FP: Would you call Chen mercurial?

JC: Chen is not a two-week wonder. We’ve had cases of great people who come here and they’re just gone in a short time — they have no clue on how to deal with a different society. Chen is unique and we have tried hard to keep him unique. I don’t know what will happen after this — it could hurt him with some people — but he has to learn that there are consequences of free speech. You can say anything in America, but you have to learn that it can come back and bite you.

My goal was to give him a year, one year in American life — what groups he wants to work with, and what groups he wants to avoid. I didn’t want him to get involved in the U.S. election and get used by one side or another. Now that that’s over, I figure increasingly he’s on his own — and he’s certainly taken part in all sorts of activities and had a widely busy schedule, making his own choices — and that’s alright with me. He’s a big boy!

I just felt in the early months so many people were trying to trick him and exploit him, and that he needed a few months to get on his feet.

FP: Chen is in talks with other U.S. institutions — what do you think is next for him?

JC: I don’t see any realistic prospect of [him] going back to China soon, and certainly the statements he’s been making cannot be helpful.

There is also the problem of his nephew locked up in China, and the rest of his family locked up back there. Recently, the application for passports for Chen’s older brother and their mother were suddenly approved. We don’t know why that’s the case, but maybe that’s a sign that the central government is suddenly coming to its senses.

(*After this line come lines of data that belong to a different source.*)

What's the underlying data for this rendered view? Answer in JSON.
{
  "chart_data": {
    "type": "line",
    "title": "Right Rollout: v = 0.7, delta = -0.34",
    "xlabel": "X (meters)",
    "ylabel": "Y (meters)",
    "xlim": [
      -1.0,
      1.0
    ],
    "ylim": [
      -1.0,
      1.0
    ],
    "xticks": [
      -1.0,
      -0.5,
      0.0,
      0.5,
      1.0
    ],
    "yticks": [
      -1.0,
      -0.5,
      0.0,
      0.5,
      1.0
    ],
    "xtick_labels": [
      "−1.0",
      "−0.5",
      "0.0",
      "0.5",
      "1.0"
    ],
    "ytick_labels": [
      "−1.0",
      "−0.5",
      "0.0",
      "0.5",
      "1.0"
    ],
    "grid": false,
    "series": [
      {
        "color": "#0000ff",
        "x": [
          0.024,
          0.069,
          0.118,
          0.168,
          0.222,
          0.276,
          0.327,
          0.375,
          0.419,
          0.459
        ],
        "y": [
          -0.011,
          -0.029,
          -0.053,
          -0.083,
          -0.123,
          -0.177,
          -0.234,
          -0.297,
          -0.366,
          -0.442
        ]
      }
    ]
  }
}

When he came to the United States, it wasn’t clear that Chen was going to be a dissident. His whole appeal was for the Chinese government to live up to its law — not [to] overthrow the government. But what they’ve done this year is turned him into a dissident by mistreating his family — and it’s gotten worse recently. I’m not a professional anti-communist, but it’s sad. I hate to see Chen driven by the persecution of his family.